Higgins’ paintings are interspersed with spices and aromatics. Even the sounds and scents wafting through the installation add to the unique experience.

“First, the purely artistic, a representation of reality in color, form and perspective; and second, the historical, revealed through images and allusions that can only be understood fully by four people in the universe—Higgins, Umberto Eco, Robert Langdon, and Benjamin Franklin Gates.”

Of the four, he adds, only Higgins remains, Eco having died and the other two being fictional characters.

Ancient places

“My inspirations continually come from very ancient places,” writes Higgins in his artist’s statement.

“From the books I have read to the locations I have visited. For this series I took elements of the precolonial histories and cultures of our region and its environs, and rendered them into my own vision of contemporary Southeast Asian art.”

Says Ma. Elizabeth Gustilo, senior director for arts and culture of the Ayala Museum: “What attracted us to Mark’s work is that it dealt with ancient histories and cultures that happen to be reflected in our collection.”

“This is a new way of presenting the collection and communicating the value of objects,” she adds. “We really do push the boundary a little bit, so we get the community to engage more with history. It’s multilayered, and people connect to it on different levels. It’s a highly creative way of approaching exhibition design, and the response has been very positive.”

Higgins studied art in Canada and fashion design in New York. He has lived and worked in Rome and San Francisco, and exhibited in New York and Hong Kong before returning to the Philippines.

The title of this painting, “Apiphena,” is an old Sanskrit word for opium, hence the poppy flower and bulbs on the headdress.

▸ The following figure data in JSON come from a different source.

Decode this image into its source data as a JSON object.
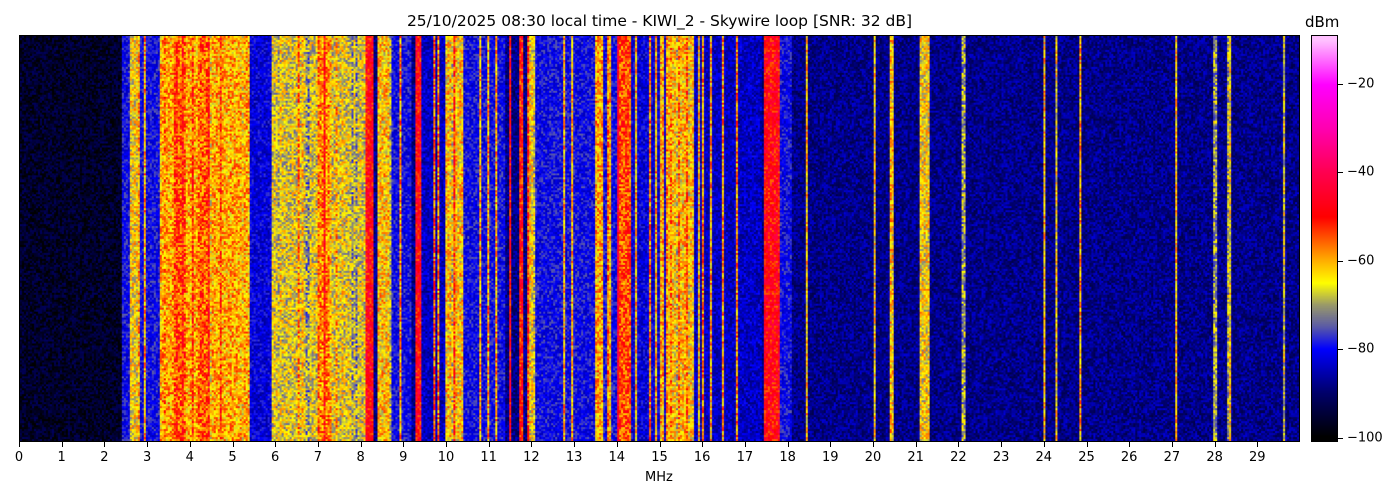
{
  "chart_data": {
    "type": "heatmap",
    "title": "25/10/2025 08:30 local time - KIWI_2 - Skywire loop [SNR: 32 dB]",
    "xlabel": "MHz",
    "xlim": [
      0,
      30
    ],
    "x_ticks": [
      "0",
      "1",
      "2",
      "3",
      "4",
      "5",
      "6",
      "7",
      "8",
      "9",
      "10",
      "11",
      "12",
      "13",
      "14",
      "15",
      "16",
      "17",
      "18",
      "19",
      "20",
      "21",
      "22",
      "23",
      "24",
      "25",
      "26",
      "27",
      "28",
      "29"
    ],
    "colorbar": {
      "label": "dBm",
      "range": [
        -101,
        -9
      ],
      "ticks": [
        "-20",
        "-40",
        "-60",
        "-80",
        "-100"
      ],
      "colormap": [
        [
          -100,
          "#000000"
        ],
        [
          -90,
          "#00006a"
        ],
        [
          -80,
          "#0000ff"
        ],
        [
          -75,
          "#5a5aa8"
        ],
        [
          -70,
          "#9a9a6a"
        ],
        [
          -65,
          "#ffff00"
        ],
        [
          -60,
          "#ffb000"
        ],
        [
          -50,
          "#ff0000"
        ],
        [
          -40,
          "#ff0050"
        ],
        [
          -30,
          "#ff00b0"
        ],
        [
          -20,
          "#ff00ff"
        ],
        [
          -10,
          "#ffc0ff"
        ]
      ]
    },
    "baseline_dBm": -88,
    "frequency_profile_dBm": [
      [
        0.0,
        2.4,
        -96
      ],
      [
        2.4,
        3.3,
        -80
      ],
      [
        2.6,
        2.75,
        -64
      ],
      [
        3.3,
        5.4,
        -60
      ],
      [
        3.6,
        3.9,
        -55
      ],
      [
        4.2,
        4.4,
        -55
      ],
      [
        5.4,
        5.9,
        -82
      ],
      [
        5.9,
        8.1,
        -66
      ],
      [
        7.0,
        7.3,
        -58
      ],
      [
        8.1,
        8.3,
        -48
      ],
      [
        8.4,
        8.7,
        -62
      ],
      [
        8.7,
        9.2,
        -80
      ],
      [
        9.3,
        9.4,
        -48
      ],
      [
        9.4,
        10.0,
        -84
      ],
      [
        10.0,
        10.4,
        -62
      ],
      [
        10.4,
        11.4,
        -80
      ],
      [
        11.5,
        11.55,
        -48
      ],
      [
        11.7,
        11.8,
        -50
      ],
      [
        11.9,
        12.1,
        -64
      ],
      [
        12.1,
        13.5,
        -80
      ],
      [
        13.5,
        13.7,
        -60
      ],
      [
        13.7,
        14.0,
        -80
      ],
      [
        14.0,
        14.35,
        -54
      ],
      [
        14.35,
        15.2,
        -82
      ],
      [
        15.2,
        15.8,
        -62
      ],
      [
        15.8,
        17.4,
        -84
      ],
      [
        17.45,
        17.8,
        -48
      ],
      [
        17.8,
        18.1,
        -80
      ],
      [
        21.1,
        21.35,
        -64
      ],
      [
        22.1,
        22.15,
        -70
      ],
      [
        24.0,
        24.05,
        -62
      ],
      [
        27.1,
        27.15,
        -62
      ],
      [
        28.0,
        28.1,
        -70
      ],
      [
        28.3,
        28.4,
        -64
      ]
    ]
  }
}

He is best known for creating art objects which combine painting with gold leaf, semi-precious stones, rich textiles and elaborately carved frames. In previous exhibits such as “Diaspora” and “Tribes,” he began the series of portraits from reimagined oriental cultures that he continues with “Gold in Our Veins.”

Return to painting

The exhibit marks Higgins’ return to painting after more than a decade. With his sister Sandy, he has also been helping run Slim’s Fashion and Art School, which his mother established.

“Having been born to an Anglo-Irish father and a Chinese-Filipino mother, it was always effortless for me to tread between the East and West—to imagine the most unlikely possibilities or juxtapositions in just about anything. My maternal grandfather Lim Ka Tiam was born in Amoy, in Fujian, China. He was a Sunday painter and did in fact paint with oil on canvas, but alternatively created Chinese calligraphy on paper.

Higgins (4th from left) with opening-day guests: Steven Tan, Sandy Tan-Uy, Ambeth Ocampo, Virgie Ramos,National Artist BenCab, Annie Sarthou and Dr.Nestor Pagulayan

“My mother, Salvacion Lim, began as a painter, then evolved into a fashion designer—fearlessly experimenting with sculptural masterpieces of shape, line and color—choosing fabric as her means of expression.

“This series of paintings is ultimately a celebration of my own hybrid lineage. Indeed, it is homage to all of our ancestries—particularly to ones so deeply rooted in our DNA and of which many Filipinos may have never even been aware. Far beyond the limits and borders of what become countries or nations, we are all maps of our ancestors. This is my tribute to the gold that flows in all of our veins.”

“Gold in Our Veins: Mark Lewis Lim Higgins” runs until May 26, Ayala Museum, Makati Ave., Makati City.